Fiscal consolidation has been abandoned. Why all the stuff and nonsense about a return to surplus when he clearly doesn’t mean it and he certainly can’t achieve it? Is it an ‘in joke?’ Have we missed a punchline somewhere?
Hockey and Abbott are morbid jokesters as far as taxation promises go according to Peter Costello, who should know given the fun he had at our expense with not taxing super and squandering the profits of a minerals boom on tax cuts to buy votes.
Perhaps Joe expects us to realise that he was only making a prank call back then. Perhaps he also, not unreasonably, supposes only a fool to expect his party to keep any of its election promises. Or even remember them?
Perhaps Joe considers that his promise was automatically redacted or cancelled once ‘the coals’ won office and the myth of Labor’s delinquent financial mess, its debt and deficit disaster was trumped up and down the land. After all, this is the government where rhetoric fixes everything.
Perhaps, again, we just didn’t read the fine print as we failed to see the strings attached to Abbott’s ‘no new taxes.’ Huckster Hockey’s phrase this time is beguiling. Could he be invoking the rise of ‘quality:’ the rich and the privileged as ‘trickle-down’ economics ensures their ascendancy over everyone else’s decline, in a ‘quality trajectory?’ Or has he gone completely ballistic?
Certainly the Hockster’s trajectory conflicts with the PM’s. Only last month Tony Abbott said it would ‘take five years to achieve a budget surplus.’ One of them has to be telling porkies. Could Joe’s ‘quality trajectory’ refers to all the dodging and weaving he’s been doing to dodge his own Prime Ministers as well as all his own promises of a return to surplus?

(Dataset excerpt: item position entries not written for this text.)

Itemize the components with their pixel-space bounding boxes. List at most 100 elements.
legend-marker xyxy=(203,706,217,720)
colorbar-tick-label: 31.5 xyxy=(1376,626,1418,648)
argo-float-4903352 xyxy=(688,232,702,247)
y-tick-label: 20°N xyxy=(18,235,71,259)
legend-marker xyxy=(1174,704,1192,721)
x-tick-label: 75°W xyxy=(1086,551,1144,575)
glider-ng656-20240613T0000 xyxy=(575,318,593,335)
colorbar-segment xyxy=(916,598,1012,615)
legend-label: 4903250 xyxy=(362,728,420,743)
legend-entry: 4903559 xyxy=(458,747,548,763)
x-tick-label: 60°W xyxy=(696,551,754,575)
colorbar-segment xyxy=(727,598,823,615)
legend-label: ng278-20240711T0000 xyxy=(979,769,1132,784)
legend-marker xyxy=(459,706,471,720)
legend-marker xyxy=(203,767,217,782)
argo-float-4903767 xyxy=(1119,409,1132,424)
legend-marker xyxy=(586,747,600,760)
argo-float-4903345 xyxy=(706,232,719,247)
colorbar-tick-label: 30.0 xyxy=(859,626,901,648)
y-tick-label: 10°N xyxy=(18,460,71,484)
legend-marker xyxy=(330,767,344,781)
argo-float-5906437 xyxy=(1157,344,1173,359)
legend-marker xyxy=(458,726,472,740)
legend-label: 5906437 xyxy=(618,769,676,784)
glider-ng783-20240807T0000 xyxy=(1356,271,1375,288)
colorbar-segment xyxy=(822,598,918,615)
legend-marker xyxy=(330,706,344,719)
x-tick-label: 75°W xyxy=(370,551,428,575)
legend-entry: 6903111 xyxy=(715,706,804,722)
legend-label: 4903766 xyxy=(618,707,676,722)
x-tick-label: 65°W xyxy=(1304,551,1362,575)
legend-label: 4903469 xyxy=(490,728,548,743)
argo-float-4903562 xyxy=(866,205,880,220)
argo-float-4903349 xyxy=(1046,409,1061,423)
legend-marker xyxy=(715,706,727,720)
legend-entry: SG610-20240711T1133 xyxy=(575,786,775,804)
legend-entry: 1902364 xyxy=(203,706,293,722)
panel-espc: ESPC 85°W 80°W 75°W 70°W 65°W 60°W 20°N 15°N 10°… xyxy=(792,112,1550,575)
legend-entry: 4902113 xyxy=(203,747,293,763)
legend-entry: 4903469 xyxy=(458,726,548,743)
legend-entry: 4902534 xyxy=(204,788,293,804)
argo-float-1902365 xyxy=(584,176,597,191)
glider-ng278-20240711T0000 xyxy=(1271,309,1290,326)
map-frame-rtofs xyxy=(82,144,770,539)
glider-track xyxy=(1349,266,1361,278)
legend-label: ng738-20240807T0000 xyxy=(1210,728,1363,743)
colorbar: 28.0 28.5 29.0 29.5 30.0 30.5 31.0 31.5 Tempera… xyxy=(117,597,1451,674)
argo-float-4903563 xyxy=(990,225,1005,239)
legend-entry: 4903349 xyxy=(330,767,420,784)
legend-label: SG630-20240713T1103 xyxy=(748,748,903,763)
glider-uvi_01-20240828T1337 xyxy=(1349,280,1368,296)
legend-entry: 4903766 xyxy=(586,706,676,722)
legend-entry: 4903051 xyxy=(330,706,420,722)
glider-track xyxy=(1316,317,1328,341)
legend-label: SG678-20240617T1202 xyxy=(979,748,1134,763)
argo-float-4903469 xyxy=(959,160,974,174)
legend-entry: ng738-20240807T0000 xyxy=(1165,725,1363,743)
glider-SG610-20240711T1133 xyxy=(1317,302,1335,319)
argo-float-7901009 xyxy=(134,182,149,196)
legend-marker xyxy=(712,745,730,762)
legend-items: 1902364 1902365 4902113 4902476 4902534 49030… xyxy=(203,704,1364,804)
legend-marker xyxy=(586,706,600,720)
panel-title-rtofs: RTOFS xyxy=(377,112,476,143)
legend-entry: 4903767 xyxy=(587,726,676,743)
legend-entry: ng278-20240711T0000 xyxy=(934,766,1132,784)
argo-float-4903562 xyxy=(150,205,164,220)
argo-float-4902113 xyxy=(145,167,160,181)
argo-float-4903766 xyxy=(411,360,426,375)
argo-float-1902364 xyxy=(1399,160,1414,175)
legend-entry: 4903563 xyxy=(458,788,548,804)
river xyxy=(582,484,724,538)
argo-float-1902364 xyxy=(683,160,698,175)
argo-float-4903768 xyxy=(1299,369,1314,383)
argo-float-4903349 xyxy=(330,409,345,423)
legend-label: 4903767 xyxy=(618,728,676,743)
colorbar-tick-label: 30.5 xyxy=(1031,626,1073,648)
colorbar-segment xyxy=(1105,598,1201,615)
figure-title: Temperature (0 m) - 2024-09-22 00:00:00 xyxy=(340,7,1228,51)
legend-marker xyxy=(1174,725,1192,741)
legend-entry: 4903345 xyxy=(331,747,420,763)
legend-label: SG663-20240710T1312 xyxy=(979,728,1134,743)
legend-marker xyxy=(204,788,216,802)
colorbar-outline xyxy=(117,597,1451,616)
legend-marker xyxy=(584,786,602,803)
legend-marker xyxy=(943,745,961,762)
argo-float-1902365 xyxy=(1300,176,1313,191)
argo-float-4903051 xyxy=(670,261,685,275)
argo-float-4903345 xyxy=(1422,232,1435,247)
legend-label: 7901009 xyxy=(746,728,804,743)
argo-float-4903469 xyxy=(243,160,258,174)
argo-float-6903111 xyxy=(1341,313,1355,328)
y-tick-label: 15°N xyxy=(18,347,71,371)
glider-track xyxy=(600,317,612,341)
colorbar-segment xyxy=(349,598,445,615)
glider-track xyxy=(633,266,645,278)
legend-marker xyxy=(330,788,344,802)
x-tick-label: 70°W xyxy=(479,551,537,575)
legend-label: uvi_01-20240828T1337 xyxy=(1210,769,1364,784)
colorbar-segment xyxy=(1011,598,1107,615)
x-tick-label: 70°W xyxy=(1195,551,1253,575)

‘We just need to show we have a quality trajectory back to surplus.’ If only it were that simple, Mr Hockey, you would be dancing in the street and blowing kisses to Wayne Swan across the chamber. Swannie certainly had extra virgin quality in a winsome budget trajectory. So, too, did the now failing South Australian economy have some fine figures in its budget forecasts. But a beautiful set of figures cannot stop the ever changing game of a real economy making you look like a mug.
Time to fess up, Joe. Your party made impossible promises which ignored all reasonable probability, all reality. Ignored trends in terms of trade and export earnings: boom commodity prices were always going to return to normal. An ageing population? People were always going to grow older. Local manufacturing has never looked flash. Then you had to drive the car makers out of the country. How could this help anyone put the brakes on the deficit?
Come off it, Mr Hockey, any fool can forecast smaller deficits with surpluses around the corner or over the horizon of the forward estimates. But the economy always has a mind of its own. Like Sam Goldwyn’s verbal contract, a quality trajectory isn’t worth the paper it is written on.
‘Putting a date on the surplus’ sounds increasingly like the parlour game of pin the tail on the donkey. There are other similarities. It is a game, for starters and participants must wear blindfolds. You play it at kids’ parties. No wonder you are begging off now that the ‘grown ups’ are in charge, Joe.
Tragically, for all parties, the more party-pooper Joe Hockey opens his mouth the less we pay attention. We tune out, turn off, leave the room, do the dishes or weed the garden; anything to escape his empty bluff and bluster; his punishing injured, self-righteousness tone; his petty, political point-scoring.
Bluffing that you are curbing corporate tax evasion by setting up talks with Britain, ‘a plan to have a plan,’ to take mutual action doesn’t cut it, Joe. Even Sam Dastyari has achieved more than that. Blustering that Labor buggered the budget by not playing ball won’t shake off the sense of unfairness your government created all by itself. By contrast, squaring off to snatch tax-deduction status from environmental groups looks politically motivated and only serves to underline how soft you are by contrast on the big end of town.
What’s that? You tried to do too much too quickly? Spare us. Show us what you’ve done about tax instead of peevishly correcting claiming to beat Costello to voice bracket creep concern. None of your petty excuses will help you rebuild your authority; your program of ‘reform’ is just a joke, Joe.
Of course, a lot more would have to change before we could take the morbid jokester Hockey seriously. It’s not impossible, but it’s a big call now. Something to say and the means to say it would be a good start. So would telling the truth. And having a real plan.
Instead, however, the treasurer continues to serve up a swill of half-baked Neo-con rhetoric, porky pies and baloney boosted by the odd piquant dash of jargon be it ‘disintermediation’ or ‘quality trajectory.’ In the coalition’s far-right fantasy, wages must come down so that opportunities may be created and wealth can trickle down. No matter that wages are at a record low. No matter that inequality is growing. The party’s wealthy backers in business must be appeased.
The coalition’s record of economic management since it misled voters into electing it is in tatters. His ‘quality trajectory’ is but the latest whimper of retreat as Hockey backs away from commitments he should never have made; promises he could never deliver as he discovers to his cost, he must deal with the real challenges of an economy in downturn; his own credibility in tatters; his government’s political capital all now well and truly spent.